Certes la voie électorale est décevante et porte toujours en elle le risque de recréer des mécanismes de pouvoir et des rapports de domination. Mais il faut la considérer dans la situation actuelle comme un outil, parmi d’autres, permettant au minimum de limiter la casse sur les systèmes de solidarité collective que sont la sécurité sociale, les allocations chômage, etc. Mais en aucun cas il ne faut pour autant abandonner les luttes de terrain et le développement d’alternatives écologiques et non hiérarchiques.

La question des alliances sociales et politiques que vous abordez est incontournable. Mais où situez-vous la dynamique prioritairement, dans une construction électorale ou dans celle de contre-pouvoirs car cette dernière est clairement négligée par les partis de gauche qui lui préfèrent la voie institutionnelle ?

Si on ne peut avoir assez de monde pour être et sur le terrain et dans les élections, c’est un vrai problème, qui est le signe de la faiblesse des mouvements politiques. Car il faut agir sur les deux leviers. Nous sommes en juillet 2021, à un an d’une élection présidentielle dans un système fou puisqu’il donne un pouvoir démesuré à une seule personne. C’est aussi cela qui rend difficile les alliances.

A Reporterre, nous pensons qu’il ne faut pas abandonner les luttes de terrain, les luttes écologistes et sociales et pousser à ce qu’il y ait une alliance entre la France insoumise, Europe écologie les Verts et des groupes périphériques.

Comment va Reporterre actuellement et quels sont ses projets et ambitions ?

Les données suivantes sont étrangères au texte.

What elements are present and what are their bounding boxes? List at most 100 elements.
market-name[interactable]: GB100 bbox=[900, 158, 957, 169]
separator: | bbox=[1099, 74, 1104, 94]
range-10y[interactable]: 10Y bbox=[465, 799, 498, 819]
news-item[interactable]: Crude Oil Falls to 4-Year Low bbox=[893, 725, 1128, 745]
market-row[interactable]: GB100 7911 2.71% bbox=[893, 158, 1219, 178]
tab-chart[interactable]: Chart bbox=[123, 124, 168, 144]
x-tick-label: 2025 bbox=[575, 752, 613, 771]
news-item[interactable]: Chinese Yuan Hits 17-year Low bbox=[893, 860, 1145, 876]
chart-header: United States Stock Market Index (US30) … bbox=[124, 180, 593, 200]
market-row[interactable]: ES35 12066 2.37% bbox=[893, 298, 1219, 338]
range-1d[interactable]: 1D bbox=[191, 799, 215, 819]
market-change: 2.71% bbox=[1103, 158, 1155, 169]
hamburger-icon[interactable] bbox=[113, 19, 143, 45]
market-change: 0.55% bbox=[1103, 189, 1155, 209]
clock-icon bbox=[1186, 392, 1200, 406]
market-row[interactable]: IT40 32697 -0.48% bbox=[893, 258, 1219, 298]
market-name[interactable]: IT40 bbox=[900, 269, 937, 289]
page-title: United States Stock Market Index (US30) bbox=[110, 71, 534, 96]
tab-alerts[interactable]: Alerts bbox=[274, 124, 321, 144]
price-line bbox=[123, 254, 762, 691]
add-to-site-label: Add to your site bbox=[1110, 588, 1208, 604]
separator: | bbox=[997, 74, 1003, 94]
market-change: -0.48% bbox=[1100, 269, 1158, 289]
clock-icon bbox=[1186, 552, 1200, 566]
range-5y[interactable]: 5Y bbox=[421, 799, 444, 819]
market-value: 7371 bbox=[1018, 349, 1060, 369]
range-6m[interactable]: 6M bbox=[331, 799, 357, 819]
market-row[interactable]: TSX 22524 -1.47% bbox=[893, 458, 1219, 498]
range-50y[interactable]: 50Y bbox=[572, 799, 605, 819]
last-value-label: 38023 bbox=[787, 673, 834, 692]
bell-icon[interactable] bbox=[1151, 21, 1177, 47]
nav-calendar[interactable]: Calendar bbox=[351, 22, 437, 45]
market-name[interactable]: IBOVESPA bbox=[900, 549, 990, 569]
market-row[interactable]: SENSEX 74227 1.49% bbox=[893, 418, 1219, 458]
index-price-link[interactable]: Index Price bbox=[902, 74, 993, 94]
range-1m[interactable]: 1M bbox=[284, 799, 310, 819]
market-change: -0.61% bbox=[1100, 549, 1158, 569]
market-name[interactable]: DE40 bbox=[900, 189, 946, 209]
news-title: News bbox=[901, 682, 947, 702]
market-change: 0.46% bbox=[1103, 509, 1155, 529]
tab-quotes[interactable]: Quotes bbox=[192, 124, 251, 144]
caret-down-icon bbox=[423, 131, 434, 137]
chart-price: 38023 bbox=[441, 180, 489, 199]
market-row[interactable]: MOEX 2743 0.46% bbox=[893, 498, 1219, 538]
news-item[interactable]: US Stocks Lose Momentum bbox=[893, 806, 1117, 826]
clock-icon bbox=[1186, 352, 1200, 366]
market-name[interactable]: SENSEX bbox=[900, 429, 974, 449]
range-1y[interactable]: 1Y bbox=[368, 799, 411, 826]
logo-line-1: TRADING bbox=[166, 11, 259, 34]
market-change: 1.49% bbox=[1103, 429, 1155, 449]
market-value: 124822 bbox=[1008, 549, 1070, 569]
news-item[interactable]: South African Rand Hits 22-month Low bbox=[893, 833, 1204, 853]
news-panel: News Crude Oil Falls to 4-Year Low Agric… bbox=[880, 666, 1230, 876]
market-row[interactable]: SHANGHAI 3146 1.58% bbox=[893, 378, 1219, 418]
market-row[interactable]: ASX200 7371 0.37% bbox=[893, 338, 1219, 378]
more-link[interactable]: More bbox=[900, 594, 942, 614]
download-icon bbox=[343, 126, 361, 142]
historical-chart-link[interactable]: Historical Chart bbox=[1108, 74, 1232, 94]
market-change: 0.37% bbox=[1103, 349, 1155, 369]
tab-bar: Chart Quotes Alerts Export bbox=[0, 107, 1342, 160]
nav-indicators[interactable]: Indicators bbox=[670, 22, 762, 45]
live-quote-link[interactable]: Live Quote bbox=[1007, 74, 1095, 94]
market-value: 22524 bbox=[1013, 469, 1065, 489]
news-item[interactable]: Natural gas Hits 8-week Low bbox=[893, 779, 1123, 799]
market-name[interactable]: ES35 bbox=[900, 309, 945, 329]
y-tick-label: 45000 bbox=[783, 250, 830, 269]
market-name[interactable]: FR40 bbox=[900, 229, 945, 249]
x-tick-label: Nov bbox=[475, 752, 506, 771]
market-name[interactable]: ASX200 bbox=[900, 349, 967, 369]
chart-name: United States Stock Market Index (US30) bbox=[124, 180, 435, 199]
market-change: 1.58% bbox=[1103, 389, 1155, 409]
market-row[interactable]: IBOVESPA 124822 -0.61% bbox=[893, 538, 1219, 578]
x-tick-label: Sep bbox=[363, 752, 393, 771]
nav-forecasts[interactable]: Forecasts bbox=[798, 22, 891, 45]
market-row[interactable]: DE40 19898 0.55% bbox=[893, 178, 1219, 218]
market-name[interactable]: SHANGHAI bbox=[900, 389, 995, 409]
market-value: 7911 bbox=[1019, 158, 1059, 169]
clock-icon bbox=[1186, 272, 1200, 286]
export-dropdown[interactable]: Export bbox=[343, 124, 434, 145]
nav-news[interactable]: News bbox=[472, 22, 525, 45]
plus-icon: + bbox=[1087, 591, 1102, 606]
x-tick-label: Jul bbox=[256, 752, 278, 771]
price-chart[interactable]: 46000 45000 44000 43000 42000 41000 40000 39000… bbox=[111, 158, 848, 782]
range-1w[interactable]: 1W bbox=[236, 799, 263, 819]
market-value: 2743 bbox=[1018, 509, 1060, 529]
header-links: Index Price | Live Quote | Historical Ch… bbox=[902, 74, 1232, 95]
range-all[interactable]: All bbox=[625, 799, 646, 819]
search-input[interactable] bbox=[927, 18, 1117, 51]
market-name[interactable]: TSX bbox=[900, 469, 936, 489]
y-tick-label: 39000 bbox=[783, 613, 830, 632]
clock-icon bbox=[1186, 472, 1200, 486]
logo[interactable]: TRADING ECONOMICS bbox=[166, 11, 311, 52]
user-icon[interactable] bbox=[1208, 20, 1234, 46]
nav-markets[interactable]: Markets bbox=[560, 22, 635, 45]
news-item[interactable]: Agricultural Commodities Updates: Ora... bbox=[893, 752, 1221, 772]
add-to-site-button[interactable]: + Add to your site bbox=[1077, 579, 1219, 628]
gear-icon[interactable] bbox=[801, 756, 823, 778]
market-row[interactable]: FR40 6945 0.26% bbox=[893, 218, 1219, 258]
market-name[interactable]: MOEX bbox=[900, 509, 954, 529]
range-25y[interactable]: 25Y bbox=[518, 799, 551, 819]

Le quotidien de l’écologie va bien. Ses comptes sont excédentaires et, grâce à une gestion rigoureuse, nous n’avons pas d’inquiétude économique et pouvons continuer à nous développer pour mieux informer et toucher un plus large public. Nous sommes un cas exceptionnel dans la presse française : en accès libre, sans actionnaire et sans publicité, Reporterre est financé à 97 % par les dons des lecteurs (les 3 % autres sont issus de la vente d’articles et de livres publiés au Seuil dans la collection Reporterre). Le site emploie quinze salariés, en CDI, et il est visité par 1,3 million de lectrices et de lecteurs par mois. Donc, la presse indépendante sans capitaux et soutenue par celles et ceux qui la lisent, ça marche. Nous allons continuer à élargir la rédaction, renforcer l’informatique et la communication, avancer dans la vidéo. Nous voulons suivre davantage les luttes, raconter l’écologie et les alternatives car sinon la situation serait trop triste.